Yıllardır gittiği berberi her tıraşta yani iki ayda bir
kulaklarını yakar, Basri Bey yanıklara merhem sürerken ona söver buna rağmen
berberini değiştirmeyi düşünmezdi. Pazar filelerine şeftalinin eziğini,
domatesin çürüğünü dolduran pazarcıları bırakmaz, ısrarla onlardan alışveriş
yapardı. Nezaketen bir sofraya çağrıldığında teklifi, davet sahibini şaşırtacak
kadar hızlı kabul eder, saatlerdir oturdukları misafirlikte ev sahibi artık ne
ikramda bulunacağını bilemeyip kahve yapmayı önerdiğinde hiç kırmazdı.
Arkadaşlarının ya da karısının sözlerini tamamlayıp onları ne kadar hızlı
anladığını göstermek ister, bunun yerine anlattıklarının tersini anladığını
ifşa eden cümleler kurardı. Ellerini nereye koyacağını bilemez, o yüzden önünde
bağlar, itaatkâr biçimde emir bekliyormuş gibi durur, bu duruşu karısını deli
ederdi.
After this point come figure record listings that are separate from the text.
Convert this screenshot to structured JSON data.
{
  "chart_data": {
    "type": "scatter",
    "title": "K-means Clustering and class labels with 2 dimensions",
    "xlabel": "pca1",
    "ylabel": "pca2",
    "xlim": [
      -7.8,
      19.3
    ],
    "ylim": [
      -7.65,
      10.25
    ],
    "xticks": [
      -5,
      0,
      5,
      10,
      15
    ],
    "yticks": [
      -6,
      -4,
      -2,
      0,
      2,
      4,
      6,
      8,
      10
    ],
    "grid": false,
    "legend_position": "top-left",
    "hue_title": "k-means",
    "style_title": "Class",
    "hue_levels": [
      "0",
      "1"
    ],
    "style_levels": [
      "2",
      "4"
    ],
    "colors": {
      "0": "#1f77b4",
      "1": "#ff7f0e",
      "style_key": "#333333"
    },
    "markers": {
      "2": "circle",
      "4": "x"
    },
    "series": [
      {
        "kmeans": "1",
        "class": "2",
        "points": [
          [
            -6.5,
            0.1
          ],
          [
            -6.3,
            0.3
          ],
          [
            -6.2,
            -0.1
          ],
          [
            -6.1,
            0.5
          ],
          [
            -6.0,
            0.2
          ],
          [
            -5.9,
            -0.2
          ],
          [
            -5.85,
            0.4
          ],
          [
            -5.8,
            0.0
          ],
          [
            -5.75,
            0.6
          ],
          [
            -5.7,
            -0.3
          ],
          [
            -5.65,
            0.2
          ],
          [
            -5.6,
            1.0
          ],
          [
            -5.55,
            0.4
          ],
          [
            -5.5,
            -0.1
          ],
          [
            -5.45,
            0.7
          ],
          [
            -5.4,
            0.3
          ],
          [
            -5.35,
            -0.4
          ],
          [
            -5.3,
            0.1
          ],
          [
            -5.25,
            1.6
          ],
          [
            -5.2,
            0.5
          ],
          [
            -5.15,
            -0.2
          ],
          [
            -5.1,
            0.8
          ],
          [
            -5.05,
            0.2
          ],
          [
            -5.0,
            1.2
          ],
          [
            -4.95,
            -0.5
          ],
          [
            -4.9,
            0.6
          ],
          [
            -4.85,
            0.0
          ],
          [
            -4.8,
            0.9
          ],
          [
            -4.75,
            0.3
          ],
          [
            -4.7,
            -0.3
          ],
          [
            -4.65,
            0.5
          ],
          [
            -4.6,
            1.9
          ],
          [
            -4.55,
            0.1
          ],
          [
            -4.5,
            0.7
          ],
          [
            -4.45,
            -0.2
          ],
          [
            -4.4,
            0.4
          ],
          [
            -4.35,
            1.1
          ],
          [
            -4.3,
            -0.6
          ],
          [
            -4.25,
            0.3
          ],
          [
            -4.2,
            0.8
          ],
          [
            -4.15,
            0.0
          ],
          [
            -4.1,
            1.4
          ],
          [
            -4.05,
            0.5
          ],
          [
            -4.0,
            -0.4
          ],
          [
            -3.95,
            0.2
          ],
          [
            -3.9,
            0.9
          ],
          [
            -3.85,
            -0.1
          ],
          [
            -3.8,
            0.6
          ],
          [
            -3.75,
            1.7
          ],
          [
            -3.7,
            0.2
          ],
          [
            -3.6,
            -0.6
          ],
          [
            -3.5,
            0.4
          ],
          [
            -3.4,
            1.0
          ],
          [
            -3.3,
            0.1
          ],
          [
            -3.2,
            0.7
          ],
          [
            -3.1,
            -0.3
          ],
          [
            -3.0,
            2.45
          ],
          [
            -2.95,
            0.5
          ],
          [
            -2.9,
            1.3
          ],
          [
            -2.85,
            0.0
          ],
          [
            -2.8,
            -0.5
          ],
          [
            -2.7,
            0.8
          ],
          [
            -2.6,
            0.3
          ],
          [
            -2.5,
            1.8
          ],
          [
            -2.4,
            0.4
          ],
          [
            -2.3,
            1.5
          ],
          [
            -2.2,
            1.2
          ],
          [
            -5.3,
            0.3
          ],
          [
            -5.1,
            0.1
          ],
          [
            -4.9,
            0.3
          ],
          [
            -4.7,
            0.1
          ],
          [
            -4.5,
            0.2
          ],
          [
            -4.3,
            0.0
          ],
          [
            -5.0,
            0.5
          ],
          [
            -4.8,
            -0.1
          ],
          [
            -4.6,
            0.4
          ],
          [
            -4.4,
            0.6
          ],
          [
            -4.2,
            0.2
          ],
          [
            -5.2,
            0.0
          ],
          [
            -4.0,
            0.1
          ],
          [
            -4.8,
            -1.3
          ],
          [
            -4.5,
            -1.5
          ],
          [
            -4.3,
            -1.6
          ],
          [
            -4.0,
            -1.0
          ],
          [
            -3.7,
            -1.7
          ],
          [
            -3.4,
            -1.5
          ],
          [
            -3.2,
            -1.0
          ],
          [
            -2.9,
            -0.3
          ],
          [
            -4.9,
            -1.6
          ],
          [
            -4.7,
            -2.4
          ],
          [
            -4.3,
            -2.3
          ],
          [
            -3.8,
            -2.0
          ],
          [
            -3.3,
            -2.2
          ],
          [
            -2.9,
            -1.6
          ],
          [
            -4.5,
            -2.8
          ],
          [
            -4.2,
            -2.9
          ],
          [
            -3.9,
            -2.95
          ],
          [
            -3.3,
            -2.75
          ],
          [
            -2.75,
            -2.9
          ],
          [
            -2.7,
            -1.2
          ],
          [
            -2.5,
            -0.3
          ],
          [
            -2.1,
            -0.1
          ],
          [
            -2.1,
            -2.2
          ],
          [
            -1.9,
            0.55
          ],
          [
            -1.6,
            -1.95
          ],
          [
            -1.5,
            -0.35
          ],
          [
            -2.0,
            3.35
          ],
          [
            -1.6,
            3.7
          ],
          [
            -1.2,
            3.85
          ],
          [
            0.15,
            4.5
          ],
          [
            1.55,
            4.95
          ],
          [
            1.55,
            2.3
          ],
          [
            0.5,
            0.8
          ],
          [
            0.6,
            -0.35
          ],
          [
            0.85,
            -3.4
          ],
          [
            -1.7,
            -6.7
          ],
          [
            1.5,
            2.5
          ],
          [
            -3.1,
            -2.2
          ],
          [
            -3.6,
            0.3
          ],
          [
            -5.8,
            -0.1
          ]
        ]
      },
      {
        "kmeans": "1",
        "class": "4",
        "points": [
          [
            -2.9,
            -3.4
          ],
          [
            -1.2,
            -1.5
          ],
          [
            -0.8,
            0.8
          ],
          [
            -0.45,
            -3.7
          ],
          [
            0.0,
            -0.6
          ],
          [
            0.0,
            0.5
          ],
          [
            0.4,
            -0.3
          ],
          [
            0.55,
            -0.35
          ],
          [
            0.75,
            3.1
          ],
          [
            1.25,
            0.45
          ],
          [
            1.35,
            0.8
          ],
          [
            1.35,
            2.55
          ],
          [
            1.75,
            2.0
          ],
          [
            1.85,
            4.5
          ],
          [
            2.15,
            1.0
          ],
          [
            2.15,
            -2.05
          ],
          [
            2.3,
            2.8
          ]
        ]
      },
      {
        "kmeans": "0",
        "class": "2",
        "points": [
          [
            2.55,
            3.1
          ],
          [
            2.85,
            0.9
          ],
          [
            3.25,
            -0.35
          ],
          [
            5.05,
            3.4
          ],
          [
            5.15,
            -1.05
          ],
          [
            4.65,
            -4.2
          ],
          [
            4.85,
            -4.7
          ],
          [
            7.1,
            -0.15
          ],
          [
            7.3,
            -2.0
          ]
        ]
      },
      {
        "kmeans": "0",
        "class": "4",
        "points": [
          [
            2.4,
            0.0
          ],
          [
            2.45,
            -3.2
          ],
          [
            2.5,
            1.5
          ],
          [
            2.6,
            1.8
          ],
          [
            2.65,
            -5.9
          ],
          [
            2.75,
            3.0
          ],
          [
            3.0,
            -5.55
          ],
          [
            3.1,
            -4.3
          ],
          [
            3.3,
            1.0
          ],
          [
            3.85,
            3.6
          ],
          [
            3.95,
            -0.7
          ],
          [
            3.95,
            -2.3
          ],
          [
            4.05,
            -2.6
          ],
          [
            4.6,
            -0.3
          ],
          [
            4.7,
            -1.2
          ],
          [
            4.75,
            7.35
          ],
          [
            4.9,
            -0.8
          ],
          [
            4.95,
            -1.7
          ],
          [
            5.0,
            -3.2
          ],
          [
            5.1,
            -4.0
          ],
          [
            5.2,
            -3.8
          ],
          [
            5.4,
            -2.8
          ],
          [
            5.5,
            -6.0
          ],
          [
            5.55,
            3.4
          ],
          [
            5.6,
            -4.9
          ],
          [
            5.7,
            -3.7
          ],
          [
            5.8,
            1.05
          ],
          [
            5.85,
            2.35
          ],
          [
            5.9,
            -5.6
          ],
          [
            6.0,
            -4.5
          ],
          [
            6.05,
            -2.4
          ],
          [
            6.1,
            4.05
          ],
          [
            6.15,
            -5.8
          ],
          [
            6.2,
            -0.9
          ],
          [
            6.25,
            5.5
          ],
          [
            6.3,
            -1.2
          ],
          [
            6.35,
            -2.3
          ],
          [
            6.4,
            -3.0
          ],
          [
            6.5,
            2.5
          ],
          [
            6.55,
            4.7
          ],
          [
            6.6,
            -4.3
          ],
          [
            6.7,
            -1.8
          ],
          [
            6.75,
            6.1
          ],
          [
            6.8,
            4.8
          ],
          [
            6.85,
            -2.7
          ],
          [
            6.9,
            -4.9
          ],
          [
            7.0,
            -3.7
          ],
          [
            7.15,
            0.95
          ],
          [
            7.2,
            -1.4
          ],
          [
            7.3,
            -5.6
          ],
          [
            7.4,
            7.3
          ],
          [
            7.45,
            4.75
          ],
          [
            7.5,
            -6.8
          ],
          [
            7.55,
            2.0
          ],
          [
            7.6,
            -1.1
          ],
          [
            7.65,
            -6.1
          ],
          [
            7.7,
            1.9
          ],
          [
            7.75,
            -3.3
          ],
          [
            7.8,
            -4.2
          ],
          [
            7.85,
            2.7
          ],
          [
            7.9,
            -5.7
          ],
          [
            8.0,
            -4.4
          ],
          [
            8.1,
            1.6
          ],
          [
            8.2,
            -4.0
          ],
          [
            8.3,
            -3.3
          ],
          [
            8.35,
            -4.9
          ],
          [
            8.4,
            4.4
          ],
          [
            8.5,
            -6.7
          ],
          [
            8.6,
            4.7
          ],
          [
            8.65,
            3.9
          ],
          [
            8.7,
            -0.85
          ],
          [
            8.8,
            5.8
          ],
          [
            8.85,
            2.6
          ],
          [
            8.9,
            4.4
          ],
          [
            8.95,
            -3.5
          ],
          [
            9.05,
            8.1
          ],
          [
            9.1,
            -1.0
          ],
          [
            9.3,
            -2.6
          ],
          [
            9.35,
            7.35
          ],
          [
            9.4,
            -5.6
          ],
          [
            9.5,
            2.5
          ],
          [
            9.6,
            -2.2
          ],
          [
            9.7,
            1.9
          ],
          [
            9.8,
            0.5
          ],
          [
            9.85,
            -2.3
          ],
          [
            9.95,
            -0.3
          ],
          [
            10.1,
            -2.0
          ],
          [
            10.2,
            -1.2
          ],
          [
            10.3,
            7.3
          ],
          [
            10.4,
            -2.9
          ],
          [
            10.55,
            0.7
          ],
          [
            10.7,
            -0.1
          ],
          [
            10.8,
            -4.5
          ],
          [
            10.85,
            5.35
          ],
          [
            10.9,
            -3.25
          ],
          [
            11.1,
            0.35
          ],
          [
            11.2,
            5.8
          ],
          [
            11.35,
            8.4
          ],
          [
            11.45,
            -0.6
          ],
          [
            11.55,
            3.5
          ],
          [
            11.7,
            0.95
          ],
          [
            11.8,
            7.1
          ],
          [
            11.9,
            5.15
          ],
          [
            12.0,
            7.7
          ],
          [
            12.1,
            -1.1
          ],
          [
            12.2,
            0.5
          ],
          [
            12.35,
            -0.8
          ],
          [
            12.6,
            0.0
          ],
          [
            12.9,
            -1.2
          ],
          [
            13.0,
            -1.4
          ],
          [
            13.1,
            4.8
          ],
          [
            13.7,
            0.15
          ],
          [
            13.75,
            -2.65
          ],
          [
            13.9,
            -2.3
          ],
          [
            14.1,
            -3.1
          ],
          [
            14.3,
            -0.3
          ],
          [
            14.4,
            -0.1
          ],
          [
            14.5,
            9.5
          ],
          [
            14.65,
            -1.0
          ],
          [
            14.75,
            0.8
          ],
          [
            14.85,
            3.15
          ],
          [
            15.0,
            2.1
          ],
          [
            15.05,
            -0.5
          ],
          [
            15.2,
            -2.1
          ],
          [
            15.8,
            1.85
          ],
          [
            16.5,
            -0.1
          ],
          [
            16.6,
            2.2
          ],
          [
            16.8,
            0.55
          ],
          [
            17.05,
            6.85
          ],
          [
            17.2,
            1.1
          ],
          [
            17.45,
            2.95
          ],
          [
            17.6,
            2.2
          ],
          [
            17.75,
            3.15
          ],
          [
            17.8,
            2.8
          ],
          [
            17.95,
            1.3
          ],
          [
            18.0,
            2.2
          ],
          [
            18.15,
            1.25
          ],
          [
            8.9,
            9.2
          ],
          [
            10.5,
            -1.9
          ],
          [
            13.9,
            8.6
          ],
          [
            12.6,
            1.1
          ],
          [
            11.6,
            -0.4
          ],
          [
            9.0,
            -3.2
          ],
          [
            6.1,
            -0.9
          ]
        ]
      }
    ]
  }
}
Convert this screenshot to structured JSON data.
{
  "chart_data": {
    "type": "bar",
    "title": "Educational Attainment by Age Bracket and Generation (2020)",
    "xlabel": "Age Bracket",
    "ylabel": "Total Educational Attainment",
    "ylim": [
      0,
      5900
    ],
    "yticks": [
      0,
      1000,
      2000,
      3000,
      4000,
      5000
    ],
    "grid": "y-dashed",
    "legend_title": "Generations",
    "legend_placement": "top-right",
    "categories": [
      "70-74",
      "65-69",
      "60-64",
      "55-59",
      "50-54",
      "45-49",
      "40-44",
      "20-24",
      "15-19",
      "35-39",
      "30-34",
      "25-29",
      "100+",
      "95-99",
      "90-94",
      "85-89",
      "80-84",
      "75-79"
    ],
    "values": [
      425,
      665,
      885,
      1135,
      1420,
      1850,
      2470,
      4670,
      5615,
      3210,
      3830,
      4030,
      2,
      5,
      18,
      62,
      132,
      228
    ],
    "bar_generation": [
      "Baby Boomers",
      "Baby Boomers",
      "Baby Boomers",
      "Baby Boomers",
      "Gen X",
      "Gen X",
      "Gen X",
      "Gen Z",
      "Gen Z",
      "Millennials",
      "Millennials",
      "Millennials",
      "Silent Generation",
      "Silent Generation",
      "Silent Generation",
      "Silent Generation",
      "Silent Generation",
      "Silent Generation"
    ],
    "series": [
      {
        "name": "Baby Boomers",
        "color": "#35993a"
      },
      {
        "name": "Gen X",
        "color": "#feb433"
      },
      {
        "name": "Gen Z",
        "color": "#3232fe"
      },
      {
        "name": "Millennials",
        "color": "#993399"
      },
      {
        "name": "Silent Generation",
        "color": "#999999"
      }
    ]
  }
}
Günlerce düşünüp mantıklı bir şekilde aldığı kararlar sorgulandığında
ya da fiyat, kalite araştırması yaparak özenle seçtiği bir eşyayı biri
beğenmeyip neden aldığını sorduğunda en saçma sebebi ilk söyler, kendini
lüzumsuz işler yapan bir insan konumuna düşürürdü.
Çocuklar da babalarının genel davranışına bakınca pelerini
ve taytıyla evlerinin çatısına inen bir süper kahraman/baba göremiyorlardı.
Mesela markette minik otomobil görünümündeki alışveriş arabalarına binmek
istediklerinde sınırlı sayıda olan arabayı, babaları nazikçe başkasına ikram
eder, kendi çocuklarının beklentilerini hiç anlamazdı. Çözemedikleri bir
soru olduğunda, "nasıl çözüleceğini biliyorum da sana izah edemem"
der, çocukların buna burun kıvırdıklarını görmezdi. Uçurtma uçurmak
istediklerinde en rüzgârsız günü seçer, oğlanları deli ederdi. Bir keresinde
karısının, koptuğu için kenara attığı iple küçük oğlana salıncak kurmuş, çocuk,
salıncağın ikinci turunda kendini yerde bulunca çok üzülmüştü.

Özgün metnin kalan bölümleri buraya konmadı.